La variante Delta mostra la sua forza, ma il vaccino funziona e i dati continuano a dimostrarlo. Nelle terapie intensive italiane infatti la maggioranza dei pazienti ricoverati non è vaccinata, in buono stato di salute e più giovane rispetto ai vaccinati. Il dato è evidente ed è confermato da uno studio pubblicato dalla rete degli ospedali sentinella per il Covid della Federazione italiana aziende sanitarie ospedaliere (Fiaso) relativi alla settimana fino al 16 novembre. Non solo, anche il confronto anno su anno (ma anche con i mesi passati) è chiarissimo. Oggi in Italia è stata superata quota 10mila casi registrati in 24 ore con 72 decessi. Un dato simile di contagi non accadeva dall’8 maggio, a pochi mesi dall’avvio della campagna vaccinale: ma i decessi furono 224. Inoltre esattamente dodici mesi fa, il 17 novembre 2020 i contagi furono 32.191 con 731 morti.

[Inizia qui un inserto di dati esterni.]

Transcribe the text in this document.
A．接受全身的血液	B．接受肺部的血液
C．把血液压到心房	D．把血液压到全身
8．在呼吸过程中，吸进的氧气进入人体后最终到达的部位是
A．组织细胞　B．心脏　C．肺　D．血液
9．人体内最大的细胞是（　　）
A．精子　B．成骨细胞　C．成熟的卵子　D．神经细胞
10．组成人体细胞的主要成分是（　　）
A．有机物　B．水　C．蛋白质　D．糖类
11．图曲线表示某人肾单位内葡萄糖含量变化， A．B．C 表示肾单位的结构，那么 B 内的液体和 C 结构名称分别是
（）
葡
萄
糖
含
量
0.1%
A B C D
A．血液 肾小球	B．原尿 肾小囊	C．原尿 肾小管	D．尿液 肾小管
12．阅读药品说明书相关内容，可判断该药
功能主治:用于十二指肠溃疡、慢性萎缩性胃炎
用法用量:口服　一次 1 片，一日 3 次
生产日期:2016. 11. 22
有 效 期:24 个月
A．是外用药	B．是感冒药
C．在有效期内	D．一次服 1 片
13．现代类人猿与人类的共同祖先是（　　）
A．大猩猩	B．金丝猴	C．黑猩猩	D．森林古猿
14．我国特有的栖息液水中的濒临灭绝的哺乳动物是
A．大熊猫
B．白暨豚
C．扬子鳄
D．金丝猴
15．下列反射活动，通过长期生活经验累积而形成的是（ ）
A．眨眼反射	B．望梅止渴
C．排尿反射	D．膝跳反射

Il 74% dei pazienti gravi è non vaccinato

Il 74% delle persone ricoverate in gravi condizioni non ha ricevuto alcuna dose o non ha completato il ciclo vaccinale. Un valore ancora più ampio se confrontato al numero di persone che hanno scelto di non immunizzarsi, nettamente più basso rispetto ai cittadini che hanno risposto alla chiamata alla vaccinazione. Solo il 26% dei pazienti positivi in intensiva ha avuto le due dosi a fronte di oltre il 76% degli italiani coperti dal vaccino.